Vers une extradition ?
Est-il possible d’extrader les frères Karoui en Tunisie ? Ce genre d’affaire est régi par des conventions judiciaires entre les deux pays. D’ailleurs, selon le journal algérien l’Avant-garde, le président de Qalb Tounes, ainsi que son frère, Ghazi, seront vraisemblablement livrés à Tunis et ce, dans le cadre d’un accord d’échange de réfugiés.
Toujours selon la même source, cela se fera en échange de l’extradition du réfugié politique algérien Slimane Bouhafs, qui réside en Tunisie depuis 2018.
Nabil Karoui est poursuivi en Tunisie pour une affaire de blanchiment d’argent.
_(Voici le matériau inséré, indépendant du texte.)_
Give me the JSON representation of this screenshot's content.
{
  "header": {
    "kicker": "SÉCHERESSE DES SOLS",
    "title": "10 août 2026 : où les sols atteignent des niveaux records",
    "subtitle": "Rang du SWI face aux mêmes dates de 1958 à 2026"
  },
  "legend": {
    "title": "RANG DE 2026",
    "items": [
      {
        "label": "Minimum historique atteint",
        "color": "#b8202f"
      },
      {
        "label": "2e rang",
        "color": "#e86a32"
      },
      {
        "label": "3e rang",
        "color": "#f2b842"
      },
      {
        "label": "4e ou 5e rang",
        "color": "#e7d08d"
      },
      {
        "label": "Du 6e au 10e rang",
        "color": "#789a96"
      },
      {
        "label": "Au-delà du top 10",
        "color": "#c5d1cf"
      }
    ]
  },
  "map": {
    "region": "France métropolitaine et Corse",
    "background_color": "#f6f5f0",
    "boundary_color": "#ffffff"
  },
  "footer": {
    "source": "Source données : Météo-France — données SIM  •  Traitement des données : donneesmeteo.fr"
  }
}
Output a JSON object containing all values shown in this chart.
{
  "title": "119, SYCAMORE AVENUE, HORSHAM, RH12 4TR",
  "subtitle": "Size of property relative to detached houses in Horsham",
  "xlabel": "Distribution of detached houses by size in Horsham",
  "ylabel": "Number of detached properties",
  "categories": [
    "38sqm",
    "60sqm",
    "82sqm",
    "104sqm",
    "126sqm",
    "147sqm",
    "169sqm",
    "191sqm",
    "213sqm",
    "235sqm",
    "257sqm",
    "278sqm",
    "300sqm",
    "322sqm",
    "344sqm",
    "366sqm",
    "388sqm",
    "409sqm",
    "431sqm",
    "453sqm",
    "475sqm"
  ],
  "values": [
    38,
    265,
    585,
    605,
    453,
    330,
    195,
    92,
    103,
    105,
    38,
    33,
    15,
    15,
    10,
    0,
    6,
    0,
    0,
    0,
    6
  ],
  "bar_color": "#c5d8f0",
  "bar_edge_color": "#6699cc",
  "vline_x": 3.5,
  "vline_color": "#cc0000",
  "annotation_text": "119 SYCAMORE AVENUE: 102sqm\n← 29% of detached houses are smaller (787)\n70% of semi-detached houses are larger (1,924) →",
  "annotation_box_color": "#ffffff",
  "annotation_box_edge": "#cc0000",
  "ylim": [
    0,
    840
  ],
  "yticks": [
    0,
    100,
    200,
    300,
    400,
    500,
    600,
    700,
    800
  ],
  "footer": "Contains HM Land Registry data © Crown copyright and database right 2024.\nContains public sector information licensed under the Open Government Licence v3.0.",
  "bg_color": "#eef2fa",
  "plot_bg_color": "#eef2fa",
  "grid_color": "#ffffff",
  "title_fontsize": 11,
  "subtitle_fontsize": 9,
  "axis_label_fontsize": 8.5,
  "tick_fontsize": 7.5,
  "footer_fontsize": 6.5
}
Depuis les évènements du 25 juillet, il était introuvable, son parti considère Kaïs Saïed comme un adversaire politique. Le 15 juin dernier, Karoui avait été libéré, le juge d’instruction près le tribunal de première instance de Tunis avait accusé trois experts chargés de l’expertise financière sur les activités de Nabil Karoui de falsification de documents.
Une interdiction de voyage était imposée à Nabil Karoui, président de Qalb Tounes, et à son frère Ghazi, depuis juillet 2019. Elle avait été levée en juin dernier. Celle-ci était en vigueur lorsque le juge d’instruction près le Pôle judiciaire financier avait décidé d’interdire aux frères Karoui de se déplacer et de geler leurs fonds.
Rappelons qu’un mandat de dépôt a été émis à son encontre, le 24 décembre 2020, après qu’il a été entendu pour des soupçons de corruption financière et d’évasion fiscale.